A RCHBISHOP Nicholas Chia is in a war of words with a local blogger over a report that the religious leader had earlier backed a call to abolish the Internal Security Act (ISA), which allows detentions without trial.

On his blog on Thursday, blogger Alex Au defended his post two days earlier where he cited second-hand reports that Chia, who heads the Catholic Church in Singapore, had sent and later retracted an unsolicited letter of support to a group organising an anti-ISA rally.

In a media statement carried on the Straits Times on Wednesday, Chia confirmed he had sent such a letter to an activist group called Function 8, but he explained that he decided to withdraw it as the “contents did not accurately reflect my views on the subject” and “may inadvertently harm the social harmony in Singapore”.

Chia also added that the article by Au “confirms the correctness” of his decision.

“These irresponsible actions can easily cause serious misunderstanding between the Catholic Church and the Government, and damage the long-standing trust and cooperation between the two. It is most regrettable that Au and the group have acted in this manner,” said Chia.
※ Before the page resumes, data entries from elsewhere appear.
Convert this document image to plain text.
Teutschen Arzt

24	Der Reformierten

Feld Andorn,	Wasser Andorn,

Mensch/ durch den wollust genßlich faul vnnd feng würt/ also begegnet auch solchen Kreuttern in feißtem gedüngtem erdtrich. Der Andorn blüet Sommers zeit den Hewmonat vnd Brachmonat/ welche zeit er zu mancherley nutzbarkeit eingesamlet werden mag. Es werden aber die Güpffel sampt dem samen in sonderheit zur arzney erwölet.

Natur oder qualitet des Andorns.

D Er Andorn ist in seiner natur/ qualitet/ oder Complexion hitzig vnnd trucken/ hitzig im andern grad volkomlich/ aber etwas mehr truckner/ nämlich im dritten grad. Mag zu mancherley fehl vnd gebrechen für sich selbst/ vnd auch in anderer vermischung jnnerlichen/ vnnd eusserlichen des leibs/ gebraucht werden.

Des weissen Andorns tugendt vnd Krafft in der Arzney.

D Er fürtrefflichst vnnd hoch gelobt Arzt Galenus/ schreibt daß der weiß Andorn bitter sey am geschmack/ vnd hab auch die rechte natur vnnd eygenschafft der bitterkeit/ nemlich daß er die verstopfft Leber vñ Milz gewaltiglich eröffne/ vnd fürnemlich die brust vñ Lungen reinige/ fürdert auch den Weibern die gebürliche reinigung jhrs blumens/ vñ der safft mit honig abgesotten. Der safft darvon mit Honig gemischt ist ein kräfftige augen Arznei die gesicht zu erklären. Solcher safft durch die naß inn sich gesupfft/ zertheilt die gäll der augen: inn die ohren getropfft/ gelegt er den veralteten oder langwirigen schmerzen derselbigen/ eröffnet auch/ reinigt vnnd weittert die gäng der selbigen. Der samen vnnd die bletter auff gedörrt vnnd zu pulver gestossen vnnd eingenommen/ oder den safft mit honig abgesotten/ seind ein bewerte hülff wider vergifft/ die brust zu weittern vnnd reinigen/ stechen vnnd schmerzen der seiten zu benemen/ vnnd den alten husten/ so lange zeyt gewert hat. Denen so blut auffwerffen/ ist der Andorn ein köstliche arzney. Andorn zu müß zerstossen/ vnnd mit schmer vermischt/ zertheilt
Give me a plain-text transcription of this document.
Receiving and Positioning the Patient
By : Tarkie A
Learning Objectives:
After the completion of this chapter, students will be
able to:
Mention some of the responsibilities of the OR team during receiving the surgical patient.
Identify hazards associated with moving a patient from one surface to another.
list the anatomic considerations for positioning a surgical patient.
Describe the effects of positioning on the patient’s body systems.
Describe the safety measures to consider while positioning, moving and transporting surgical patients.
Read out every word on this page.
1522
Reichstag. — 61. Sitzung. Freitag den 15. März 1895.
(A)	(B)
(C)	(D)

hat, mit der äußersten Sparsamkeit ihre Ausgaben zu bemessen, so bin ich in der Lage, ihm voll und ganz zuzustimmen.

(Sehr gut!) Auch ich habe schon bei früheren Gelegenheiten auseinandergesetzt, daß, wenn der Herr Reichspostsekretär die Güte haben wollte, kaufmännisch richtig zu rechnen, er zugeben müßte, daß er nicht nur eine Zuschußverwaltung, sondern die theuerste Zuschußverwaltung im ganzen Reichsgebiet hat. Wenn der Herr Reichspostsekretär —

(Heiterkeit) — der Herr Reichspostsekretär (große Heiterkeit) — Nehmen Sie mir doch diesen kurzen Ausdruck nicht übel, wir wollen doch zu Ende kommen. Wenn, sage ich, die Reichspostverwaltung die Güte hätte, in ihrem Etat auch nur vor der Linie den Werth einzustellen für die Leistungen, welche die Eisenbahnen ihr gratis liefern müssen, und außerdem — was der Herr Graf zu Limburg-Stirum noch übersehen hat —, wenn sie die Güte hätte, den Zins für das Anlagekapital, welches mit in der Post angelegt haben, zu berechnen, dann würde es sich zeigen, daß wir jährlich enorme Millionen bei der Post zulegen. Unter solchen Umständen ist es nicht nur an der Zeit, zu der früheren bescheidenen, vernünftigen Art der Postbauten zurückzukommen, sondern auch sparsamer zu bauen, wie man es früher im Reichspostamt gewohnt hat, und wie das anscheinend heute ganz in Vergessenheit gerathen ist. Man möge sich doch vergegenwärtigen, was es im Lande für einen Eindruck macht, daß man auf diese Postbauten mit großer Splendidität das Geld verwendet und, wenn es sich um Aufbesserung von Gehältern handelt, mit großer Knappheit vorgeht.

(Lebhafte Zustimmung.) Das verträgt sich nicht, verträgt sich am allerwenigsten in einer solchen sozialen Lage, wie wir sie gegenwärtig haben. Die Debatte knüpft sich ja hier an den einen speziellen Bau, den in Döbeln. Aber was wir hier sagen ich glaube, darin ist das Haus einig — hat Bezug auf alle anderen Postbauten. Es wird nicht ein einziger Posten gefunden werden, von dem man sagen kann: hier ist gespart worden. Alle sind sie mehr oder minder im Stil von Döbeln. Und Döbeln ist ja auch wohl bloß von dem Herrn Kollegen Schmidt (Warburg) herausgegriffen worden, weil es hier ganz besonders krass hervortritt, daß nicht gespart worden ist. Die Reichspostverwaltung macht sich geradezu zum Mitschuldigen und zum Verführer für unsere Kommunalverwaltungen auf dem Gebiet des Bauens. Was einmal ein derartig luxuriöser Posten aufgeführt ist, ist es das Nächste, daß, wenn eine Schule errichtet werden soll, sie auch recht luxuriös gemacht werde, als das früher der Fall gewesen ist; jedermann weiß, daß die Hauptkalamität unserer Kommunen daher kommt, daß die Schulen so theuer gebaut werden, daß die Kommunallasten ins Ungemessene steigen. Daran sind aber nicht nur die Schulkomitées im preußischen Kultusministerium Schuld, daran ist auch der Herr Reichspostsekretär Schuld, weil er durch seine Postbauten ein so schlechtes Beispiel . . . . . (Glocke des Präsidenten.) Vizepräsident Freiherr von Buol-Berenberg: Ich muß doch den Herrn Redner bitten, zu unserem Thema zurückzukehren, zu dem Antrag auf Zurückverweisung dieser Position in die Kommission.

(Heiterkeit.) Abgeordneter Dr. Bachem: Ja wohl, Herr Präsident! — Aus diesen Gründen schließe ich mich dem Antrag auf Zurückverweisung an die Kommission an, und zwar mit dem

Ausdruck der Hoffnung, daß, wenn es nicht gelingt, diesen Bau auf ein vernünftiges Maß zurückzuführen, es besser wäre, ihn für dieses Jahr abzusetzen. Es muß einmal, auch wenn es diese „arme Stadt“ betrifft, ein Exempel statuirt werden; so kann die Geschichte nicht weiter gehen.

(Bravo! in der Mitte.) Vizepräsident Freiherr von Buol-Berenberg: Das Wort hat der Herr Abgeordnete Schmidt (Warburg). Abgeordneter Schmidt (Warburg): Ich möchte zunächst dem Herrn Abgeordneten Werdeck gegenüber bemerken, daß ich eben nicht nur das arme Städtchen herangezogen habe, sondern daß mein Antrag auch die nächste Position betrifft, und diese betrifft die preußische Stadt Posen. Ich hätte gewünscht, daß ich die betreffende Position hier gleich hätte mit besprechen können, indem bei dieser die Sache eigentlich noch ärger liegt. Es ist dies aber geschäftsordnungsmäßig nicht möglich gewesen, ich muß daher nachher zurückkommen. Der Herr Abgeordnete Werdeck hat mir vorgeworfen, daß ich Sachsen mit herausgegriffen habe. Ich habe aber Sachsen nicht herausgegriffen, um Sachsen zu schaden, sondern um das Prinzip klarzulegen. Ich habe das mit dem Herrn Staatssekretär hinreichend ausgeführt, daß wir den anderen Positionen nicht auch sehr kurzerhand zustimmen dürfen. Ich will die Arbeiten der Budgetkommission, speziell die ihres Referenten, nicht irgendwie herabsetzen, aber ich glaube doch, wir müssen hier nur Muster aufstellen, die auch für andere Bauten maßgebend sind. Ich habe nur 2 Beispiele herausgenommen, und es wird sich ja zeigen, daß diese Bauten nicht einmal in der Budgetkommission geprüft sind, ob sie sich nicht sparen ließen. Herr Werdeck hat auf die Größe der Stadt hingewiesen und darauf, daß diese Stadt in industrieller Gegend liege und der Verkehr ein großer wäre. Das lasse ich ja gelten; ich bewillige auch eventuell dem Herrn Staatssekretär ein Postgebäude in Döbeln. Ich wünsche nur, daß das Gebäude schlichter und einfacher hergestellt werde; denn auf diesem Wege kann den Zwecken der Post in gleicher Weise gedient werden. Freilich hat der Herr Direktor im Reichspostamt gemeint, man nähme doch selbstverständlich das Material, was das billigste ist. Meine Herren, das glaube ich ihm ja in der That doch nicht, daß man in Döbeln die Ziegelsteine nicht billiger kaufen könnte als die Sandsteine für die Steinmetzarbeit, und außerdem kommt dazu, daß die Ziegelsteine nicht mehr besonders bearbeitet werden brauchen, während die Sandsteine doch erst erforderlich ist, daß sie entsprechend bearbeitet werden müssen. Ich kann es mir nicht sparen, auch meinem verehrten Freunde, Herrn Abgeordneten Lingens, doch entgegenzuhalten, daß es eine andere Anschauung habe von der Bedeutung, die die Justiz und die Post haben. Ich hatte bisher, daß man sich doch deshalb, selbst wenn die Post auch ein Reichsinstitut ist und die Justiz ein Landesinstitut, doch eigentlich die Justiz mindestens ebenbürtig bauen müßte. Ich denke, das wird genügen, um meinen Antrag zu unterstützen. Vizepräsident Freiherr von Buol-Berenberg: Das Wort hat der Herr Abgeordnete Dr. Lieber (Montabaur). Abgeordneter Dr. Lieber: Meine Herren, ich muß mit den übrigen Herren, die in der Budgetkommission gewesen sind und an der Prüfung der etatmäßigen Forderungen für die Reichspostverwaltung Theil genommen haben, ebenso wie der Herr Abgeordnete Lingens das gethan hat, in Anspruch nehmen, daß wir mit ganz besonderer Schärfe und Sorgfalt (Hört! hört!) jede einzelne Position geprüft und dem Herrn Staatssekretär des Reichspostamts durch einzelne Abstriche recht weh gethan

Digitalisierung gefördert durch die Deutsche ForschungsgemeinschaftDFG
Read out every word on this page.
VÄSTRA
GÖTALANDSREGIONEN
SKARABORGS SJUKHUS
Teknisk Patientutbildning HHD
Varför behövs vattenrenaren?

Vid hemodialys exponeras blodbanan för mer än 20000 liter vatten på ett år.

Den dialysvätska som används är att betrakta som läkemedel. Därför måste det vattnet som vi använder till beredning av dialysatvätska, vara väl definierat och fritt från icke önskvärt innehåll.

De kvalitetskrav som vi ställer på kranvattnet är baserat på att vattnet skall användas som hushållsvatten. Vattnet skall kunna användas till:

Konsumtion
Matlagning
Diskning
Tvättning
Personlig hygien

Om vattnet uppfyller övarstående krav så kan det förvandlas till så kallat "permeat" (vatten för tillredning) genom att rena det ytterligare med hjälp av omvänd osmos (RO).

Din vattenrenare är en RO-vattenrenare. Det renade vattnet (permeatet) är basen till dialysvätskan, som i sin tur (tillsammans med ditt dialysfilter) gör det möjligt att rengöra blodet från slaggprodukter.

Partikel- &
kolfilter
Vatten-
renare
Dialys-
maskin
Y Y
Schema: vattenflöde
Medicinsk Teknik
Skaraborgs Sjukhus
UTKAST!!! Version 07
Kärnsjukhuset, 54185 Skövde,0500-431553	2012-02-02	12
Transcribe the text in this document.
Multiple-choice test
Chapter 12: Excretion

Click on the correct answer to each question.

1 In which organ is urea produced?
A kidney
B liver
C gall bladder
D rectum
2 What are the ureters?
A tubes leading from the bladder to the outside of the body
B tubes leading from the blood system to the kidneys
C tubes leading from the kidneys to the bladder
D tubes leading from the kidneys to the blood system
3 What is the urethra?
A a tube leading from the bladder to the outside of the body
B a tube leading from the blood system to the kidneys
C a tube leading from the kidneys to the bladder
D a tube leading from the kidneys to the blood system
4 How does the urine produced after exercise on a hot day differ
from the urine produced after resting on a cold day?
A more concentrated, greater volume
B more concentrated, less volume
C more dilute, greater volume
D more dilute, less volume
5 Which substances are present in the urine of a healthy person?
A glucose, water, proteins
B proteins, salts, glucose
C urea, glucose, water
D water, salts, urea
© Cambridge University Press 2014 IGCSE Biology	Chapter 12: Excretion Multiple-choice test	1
In his latest post titled What the Archbishop did not intend, Au said that on the contrary he believed it was the responsible thing to expose the hidden events to public scrutiny.

“They show Singaporeans the inner workings of how our country is governed, and transparency is essential to a healthier democracy. The very fact that powerful forces would want these goings-on to be kept from the public eye is itself suspicious,” he said.

Au had noted in his earlier post that Chia retracted his letter after having lunch with Deputy Prime Minister and Minister for Home Affairs Teo Chee Hean.

Other parties involved in the issue also came out with their reactions.

In a statement Thursday, MHA pointed out that government ministers regularly meet with various religious leaders in Singapore.

“Such closed-door meetings allow a frank exchange of views specially on sensitive subjects. This is a well-established process that is appreciated by both ministers and religious leaders,” MHA said.

The ministry further noted that the actions of the group “to publicise the matter through Mr Au is disrespectful of the Archbishop, and contrary to his views and intentions as conveyed to the group after he decided to retract his letter”.

It added that the “deliberate breach of the Archbishop’s trust confirms the objective of this group to publicly involve the Catholic Church and the Archbishop in their political agenda”.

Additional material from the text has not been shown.